At the same time, with growing concern for inequality, a global commitment to end poverty, and a “leave no one behind” ethos, the eventual post 2015 agenda will likely gain even more traction than the current MDGs. It sets priorities and serves as global and local call to action among government, business and civil society stakeholders, and because the global framework will ultimately be implemented and inform policy at national levels, it is critical that youth are addressed in a more wide-ranging and concrete manner than in the current proposal.

While it can be appreciated that those arguing for the need to preen the number of goals and targets, there is fear that young people will be too easily left out during implementation if they are not explicitly involved from the preamble. The good news for Zimbabwe is that there is still time and room to include young people in the formulation and adoption of the SDGs in Zimbabwe.

As Zimbabwe begins the consultation process there are some illustrative ideas of specific points that could be considered to better include youth in the existing framework:

  • Agriculture holds great potential for jobs and economic opportunity, but access to land and finance are commonly cited constraints by young farmers and would be ‘agripreneurs’. There is thus a need to consider incorporating language about increasing youth’s access to land and capital (target 2.3).
  • Young people are pivotal to an ‘AIDS free generation’ and their needs in sexual and reproductive health warrant clear attention. There is therefore a need to consider adding language around youth-friendly services (target 3.7).
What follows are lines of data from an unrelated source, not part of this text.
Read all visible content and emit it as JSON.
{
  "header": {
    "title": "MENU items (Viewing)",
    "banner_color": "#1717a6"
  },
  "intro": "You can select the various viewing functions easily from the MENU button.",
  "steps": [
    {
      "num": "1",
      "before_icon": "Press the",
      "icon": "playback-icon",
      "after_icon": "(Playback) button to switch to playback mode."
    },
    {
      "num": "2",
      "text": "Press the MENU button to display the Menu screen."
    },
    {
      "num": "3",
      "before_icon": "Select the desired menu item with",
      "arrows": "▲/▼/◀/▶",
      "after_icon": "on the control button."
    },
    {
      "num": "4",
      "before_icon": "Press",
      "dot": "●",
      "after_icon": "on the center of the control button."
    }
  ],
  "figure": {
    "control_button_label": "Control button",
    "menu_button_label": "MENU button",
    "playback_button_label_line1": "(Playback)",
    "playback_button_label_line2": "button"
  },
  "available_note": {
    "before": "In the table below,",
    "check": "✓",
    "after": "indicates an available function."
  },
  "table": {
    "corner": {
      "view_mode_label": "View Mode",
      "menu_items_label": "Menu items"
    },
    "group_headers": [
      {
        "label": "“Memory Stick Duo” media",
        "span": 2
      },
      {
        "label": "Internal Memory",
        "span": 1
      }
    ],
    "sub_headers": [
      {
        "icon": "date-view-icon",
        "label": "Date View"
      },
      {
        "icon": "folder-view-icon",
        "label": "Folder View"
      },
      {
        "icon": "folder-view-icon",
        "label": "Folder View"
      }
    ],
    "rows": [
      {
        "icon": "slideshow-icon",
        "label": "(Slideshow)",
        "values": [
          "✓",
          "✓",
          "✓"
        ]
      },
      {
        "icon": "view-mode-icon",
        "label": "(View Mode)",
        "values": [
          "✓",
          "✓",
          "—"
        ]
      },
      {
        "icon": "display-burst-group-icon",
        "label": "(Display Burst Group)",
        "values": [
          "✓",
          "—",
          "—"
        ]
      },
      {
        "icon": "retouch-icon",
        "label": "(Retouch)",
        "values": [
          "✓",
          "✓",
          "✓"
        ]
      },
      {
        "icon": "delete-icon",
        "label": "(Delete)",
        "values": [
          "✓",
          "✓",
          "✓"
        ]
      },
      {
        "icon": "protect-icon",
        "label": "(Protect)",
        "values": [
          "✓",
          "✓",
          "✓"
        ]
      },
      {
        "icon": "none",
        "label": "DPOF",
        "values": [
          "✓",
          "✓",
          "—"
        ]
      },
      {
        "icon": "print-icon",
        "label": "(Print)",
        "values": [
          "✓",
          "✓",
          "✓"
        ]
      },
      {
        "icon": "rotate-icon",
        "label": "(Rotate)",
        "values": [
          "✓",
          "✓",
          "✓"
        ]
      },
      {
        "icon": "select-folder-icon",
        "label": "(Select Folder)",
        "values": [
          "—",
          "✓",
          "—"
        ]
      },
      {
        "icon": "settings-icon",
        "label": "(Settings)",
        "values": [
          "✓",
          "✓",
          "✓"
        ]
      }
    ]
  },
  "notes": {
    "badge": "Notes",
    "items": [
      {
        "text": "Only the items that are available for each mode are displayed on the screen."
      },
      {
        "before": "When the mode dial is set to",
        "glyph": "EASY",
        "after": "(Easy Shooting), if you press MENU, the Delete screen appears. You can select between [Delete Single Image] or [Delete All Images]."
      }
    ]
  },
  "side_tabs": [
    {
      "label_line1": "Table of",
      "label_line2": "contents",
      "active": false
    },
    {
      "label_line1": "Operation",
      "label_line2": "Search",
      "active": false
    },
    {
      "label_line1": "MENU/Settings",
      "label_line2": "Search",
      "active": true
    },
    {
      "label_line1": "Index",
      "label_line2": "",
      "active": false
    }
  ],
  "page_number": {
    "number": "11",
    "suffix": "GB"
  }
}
There is also need to consider adding language about reducing adolescent fertility (aged 15-19) (target 5.6).
  • Today’s youth are often referred to as “tomorrow’s leaders and policy makers” and young people put a premium on governance and participation in My World and other surveys. At the same time, age and other barriers often keep them from political office, decision and policy-making. There is thus a need to consider revising targets to ensure platforms for meaningful youth participation and promulgation/implementation of national youth policies (target 16.7).
  • If young people will be the “torch bearers,” then they should have a concrete role in its implementation. Yet youth currently receive no mention in proposed Goal 17. There is a need to consider revising or adding targets that explicitly engage them in partnerships and monitoring or implementation otherwise (targets 17.16-17.19).

Zimbabwe’s collective fate will be shaped by the forthcoming agenda. Further, it poses a critical opportunity to send an unequivocal message that youth matter and not just tell – but, show – the country’s 6,8 million youth they are priority. By taking the right path for and with youth, we can all arrive at a better destination.